For Yi, the project was not an easy one. “Everything was really hard. From the documentary stuff, like having to learn how to talk to people. From acting, I’d never done any huge acting, just trying to make it realistic—I’d mostly done stage stuff, and we weren’t allowed to do broad comedy. And being on the road was so rough, trying to survive the road and each other. We were in an eleven-passenger van… It was pretty intense.

“Everything with Jake, myself and Michael was all improvised,” she continued. “The whole narrative was about a five-page outline.”

“We knew where scenes would go,” Jackson added. “For example, with the date scene, we’d know that Michael was going to walk out of the restaurant and we knew he was going to come back—we’d planned that bit. But then getting there, they just improved the scene a bunch of times to make it feel real, and did a bunch of endings on it.” Yi said, “We knew the beats of it and would talk about the beats and have ideas for dialogue if that would help. But the words were all fresh.” And Jackson noted, “I think that’s kind of the Judd Apatow influence, if there is any. Nick at times would yell lines out, like ‘Say this line, and get there any way you can.’ A line was important, but how you get there is any way you can get there.”

“Paper Heart” also differs from other documentaries in showing cute paper puppet recreations of episodes recalled by interviewees during their conversations. “Early on, when we were deciding how to shoot the documentary portion and the narrative, we were trying to figure out the style in which people would say their love stories, and in most documentaries it’s usually a talking head and a static shot of old photographs. And for me, since I have ADD, it’s really hard to concentrate on what they’re saying, especially if what they’re saying doesn’t visually apply to what you’re seeing on screen,” Yi explained. “And I thought we could either use puppets, or dramatize it like an FBI show—which was a horrible idea. I could only come up with puppets.”
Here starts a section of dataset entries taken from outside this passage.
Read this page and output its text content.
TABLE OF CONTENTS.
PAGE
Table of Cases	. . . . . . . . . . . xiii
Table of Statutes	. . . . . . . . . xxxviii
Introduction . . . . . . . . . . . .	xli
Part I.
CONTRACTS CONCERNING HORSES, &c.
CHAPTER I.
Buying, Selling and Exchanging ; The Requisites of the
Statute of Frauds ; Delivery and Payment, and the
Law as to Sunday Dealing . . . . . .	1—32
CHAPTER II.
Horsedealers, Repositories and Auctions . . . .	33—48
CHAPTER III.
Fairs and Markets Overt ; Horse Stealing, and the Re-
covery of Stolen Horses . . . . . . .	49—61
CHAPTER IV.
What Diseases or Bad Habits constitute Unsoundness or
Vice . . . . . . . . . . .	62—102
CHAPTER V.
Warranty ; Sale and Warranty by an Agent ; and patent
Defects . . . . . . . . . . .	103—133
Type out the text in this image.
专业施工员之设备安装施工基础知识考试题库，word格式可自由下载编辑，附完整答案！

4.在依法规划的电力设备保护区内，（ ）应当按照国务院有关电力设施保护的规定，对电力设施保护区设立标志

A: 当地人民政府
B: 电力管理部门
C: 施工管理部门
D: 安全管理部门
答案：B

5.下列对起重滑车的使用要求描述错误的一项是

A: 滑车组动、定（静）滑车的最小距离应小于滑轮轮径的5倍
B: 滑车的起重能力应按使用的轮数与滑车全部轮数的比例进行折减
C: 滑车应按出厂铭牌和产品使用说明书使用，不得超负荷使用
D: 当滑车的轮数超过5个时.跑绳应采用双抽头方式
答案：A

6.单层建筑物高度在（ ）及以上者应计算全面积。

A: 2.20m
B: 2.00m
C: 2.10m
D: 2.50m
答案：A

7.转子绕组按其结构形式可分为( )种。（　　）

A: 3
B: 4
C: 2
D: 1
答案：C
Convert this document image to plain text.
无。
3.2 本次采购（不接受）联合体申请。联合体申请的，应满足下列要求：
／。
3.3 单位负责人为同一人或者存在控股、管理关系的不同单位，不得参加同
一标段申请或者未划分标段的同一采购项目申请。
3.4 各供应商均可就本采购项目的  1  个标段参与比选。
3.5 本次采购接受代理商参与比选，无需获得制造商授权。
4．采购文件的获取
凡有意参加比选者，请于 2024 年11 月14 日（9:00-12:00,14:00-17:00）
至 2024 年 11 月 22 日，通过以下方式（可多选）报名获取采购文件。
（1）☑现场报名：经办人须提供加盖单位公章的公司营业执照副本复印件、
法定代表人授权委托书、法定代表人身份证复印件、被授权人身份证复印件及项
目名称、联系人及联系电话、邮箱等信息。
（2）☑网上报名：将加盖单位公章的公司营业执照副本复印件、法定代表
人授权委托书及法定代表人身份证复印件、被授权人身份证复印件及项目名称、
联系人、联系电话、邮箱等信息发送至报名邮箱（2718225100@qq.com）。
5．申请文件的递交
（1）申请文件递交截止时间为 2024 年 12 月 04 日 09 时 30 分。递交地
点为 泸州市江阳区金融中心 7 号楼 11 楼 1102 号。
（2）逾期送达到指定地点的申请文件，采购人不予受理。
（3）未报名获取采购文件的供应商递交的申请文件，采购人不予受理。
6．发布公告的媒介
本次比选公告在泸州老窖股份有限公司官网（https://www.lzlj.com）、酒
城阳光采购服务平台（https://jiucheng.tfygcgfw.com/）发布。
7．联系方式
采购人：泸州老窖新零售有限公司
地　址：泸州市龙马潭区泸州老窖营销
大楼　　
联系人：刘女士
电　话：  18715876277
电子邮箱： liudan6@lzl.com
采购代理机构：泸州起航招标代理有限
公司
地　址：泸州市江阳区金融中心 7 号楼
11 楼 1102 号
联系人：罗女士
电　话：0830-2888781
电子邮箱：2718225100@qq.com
A puppet recreation—a wild parody of an action picture—is also used to close the romcom part of the picture, and the stars explained it was a late addition. “Originally the ending was at the doorstep of Michael’s house, where Jake’s character goes ‘Cut,’” Yi recalled. “But because of the screening results when our picture got picked up by Overture [Pictures], about 85% of the audience hated the ending and thought it was sad. I actually thought it was a hopeful ending, but we had to find something that would be higher energy without compromising the open-endedness of the relationship. And so I kind of made up something really ridiculous.”

“We did it the same thing the way we did the whole movie,” Johnson observed. “The three of us went to Café 101 in L.A. and just tossed ideas, and we all said the best bet is probably doing a puppet ending with the craziest epic ending you can think of.

“That’s the fun of how ‘Paper Heart’ was made. You’d have a scene, we’d talk out an idea, and just do it.”